A journey between prehistoric times and nature in a small village set between twelve hills on which cereals, olive trees, vineyards, almonds and vegetable gardens grow. Siddi, which currently has about 600 inhabitants, may have Roman origins, along the 'via del grano' (wheat road), from Usellus to Calaris. The first document to mention it dates back to 1346, in which it is indicated as Silli, perhaps from the Vulgar Latin word casilli, meaning 'group of small houses'. The village features narrow roads onto which 'courtyard' houses look out, with walls made of ladiri bricks, monumental portals and colourful murales. In Casa Steri, which dates back to the seventeenth century, the museum of agri-food traditions is set up, documenting customs, skills and flavours of the Marmilla communities. The regional festival of good food Appetitosamente (Apetizingly) is a good opportunity to taste the local delicacies. Another exhibition not to be missed is the Ornithological Museum of Sardinia, the only one of its kind, with a collection of hundreds of birds, non-migratory and migratory, that populate the Sardinian habitats. At the entrance to the village, you will find the church of San Michele Arcangelo, dating back to the second half of the 13th century: it is the smallest Romanesque sanctuary on the Island, with a two-nave plan and a single apse. The reliefs sculpted in the architrave of the portal are unusual and depict five mysterious anthropomorphic figures, one of which is upside down (perhaps Lucifer, Adam and Eve, St Michael and God): a unique creation dating back to the medieval sculptural scene in Sardinia. Nearby, there is the eighteenth century parish church of the Visitazione di Maria Vergine.
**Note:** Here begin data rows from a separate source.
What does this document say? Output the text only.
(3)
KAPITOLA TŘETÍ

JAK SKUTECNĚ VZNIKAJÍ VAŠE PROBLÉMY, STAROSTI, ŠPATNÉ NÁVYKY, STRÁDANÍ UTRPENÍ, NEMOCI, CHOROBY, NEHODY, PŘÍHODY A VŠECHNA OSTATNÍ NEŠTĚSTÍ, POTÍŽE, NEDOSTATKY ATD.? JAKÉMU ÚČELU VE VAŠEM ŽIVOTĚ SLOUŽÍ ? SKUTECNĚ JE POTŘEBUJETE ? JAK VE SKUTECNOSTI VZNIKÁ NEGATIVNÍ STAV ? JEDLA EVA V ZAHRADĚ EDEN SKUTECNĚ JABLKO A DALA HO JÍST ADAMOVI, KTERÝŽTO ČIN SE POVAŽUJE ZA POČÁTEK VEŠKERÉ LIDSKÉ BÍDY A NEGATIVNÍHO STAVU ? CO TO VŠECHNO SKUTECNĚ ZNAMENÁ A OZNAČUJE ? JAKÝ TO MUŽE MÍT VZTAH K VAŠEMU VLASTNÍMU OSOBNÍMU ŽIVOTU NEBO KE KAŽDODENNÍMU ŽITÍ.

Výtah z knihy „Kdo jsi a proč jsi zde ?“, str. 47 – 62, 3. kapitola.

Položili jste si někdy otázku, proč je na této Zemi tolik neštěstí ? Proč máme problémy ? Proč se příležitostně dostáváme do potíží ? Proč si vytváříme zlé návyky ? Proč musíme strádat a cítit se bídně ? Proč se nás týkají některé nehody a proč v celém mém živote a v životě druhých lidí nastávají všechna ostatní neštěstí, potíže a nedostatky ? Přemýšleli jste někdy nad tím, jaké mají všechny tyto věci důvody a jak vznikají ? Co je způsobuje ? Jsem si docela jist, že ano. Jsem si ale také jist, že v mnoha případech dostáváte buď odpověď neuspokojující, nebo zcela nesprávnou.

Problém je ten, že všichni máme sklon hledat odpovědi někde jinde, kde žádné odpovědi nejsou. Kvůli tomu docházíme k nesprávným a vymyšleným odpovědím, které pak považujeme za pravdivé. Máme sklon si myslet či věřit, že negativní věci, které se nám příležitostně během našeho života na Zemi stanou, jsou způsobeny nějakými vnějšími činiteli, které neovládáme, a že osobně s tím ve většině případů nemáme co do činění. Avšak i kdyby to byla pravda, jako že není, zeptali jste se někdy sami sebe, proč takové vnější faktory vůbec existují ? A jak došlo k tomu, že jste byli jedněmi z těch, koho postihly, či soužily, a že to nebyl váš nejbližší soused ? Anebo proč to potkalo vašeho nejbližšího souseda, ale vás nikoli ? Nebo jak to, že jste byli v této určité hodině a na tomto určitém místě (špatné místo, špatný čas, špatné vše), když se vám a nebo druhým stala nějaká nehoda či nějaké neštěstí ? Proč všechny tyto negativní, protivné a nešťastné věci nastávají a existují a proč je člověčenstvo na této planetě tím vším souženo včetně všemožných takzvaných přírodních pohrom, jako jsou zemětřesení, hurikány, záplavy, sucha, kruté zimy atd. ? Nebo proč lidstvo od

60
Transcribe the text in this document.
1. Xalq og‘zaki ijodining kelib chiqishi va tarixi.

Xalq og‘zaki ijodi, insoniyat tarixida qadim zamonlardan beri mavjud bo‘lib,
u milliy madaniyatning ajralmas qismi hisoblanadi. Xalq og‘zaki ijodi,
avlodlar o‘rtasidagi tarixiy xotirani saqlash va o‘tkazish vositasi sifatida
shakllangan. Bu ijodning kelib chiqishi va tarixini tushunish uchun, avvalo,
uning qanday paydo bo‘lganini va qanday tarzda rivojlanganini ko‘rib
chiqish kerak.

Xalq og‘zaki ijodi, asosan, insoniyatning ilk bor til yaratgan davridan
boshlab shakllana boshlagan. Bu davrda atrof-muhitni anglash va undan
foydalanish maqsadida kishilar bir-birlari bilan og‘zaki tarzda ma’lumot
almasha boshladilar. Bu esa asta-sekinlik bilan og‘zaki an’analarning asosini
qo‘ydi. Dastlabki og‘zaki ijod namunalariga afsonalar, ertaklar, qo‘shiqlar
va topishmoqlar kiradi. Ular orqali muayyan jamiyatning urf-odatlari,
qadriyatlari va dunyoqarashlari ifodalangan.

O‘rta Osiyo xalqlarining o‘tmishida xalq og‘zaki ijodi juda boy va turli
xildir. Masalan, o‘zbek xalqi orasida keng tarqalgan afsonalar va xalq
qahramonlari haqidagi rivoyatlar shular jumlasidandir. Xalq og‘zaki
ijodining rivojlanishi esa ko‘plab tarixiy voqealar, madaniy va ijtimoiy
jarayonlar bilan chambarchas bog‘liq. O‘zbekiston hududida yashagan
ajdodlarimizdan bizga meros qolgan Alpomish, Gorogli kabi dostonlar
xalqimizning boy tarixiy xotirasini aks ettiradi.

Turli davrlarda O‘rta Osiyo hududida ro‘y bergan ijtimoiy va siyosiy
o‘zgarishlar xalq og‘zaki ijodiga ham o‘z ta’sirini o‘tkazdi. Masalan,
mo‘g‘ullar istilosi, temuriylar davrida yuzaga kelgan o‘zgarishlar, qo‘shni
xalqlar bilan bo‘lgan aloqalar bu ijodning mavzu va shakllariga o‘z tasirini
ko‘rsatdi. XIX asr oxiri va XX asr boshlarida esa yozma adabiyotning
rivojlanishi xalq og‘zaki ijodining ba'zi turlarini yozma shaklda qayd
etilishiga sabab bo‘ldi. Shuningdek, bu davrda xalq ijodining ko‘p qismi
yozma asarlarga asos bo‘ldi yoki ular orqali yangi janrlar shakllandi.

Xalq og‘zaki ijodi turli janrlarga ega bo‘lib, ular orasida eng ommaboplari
The name of the village gives rise to the Giara di Siddi, also known as su Pranu, a basalt plateau with steep rock faces 300 metres high. The environment is magical and the air is filled with essences and aromas of Mediterranean scrub. Over one hundred tree species (many are rare) and holm oak forests cover the park of Sa Fogaia with its paths leading to the eastern side of Su pranu. Here, the most interesting 'corridor-type’ Nuraghe in the area stands out. The whole of the Giara has a priceless archaeological heritage: the most ancient relic from the past is a fragment of large ring from the Middle Neolithic period. The Domus de Janas of Scaba 'e Arriu dates back to a slightly later period. The Nuragic age is the most highly documented: about twenty Nuraghi (simple, complex and 'corridor' types), villages and, above all, the Tomb of Giants of Sa Domu 'e S' Orku, an extraordinary (and well-preserved) example of Nuragic funerary architecture (1500-1300 BC), made from basalt blocks. The remains of settlements, pottery and coins bear witness to the Punic passage. The Roman era has left behind it burials, the remains of residential areas (in Cuccuru Bingias, Sitzamus and Tradoriu), coins and fine pottery. From the Byzantine age, there is a decorated bronze belt buckle (7th century).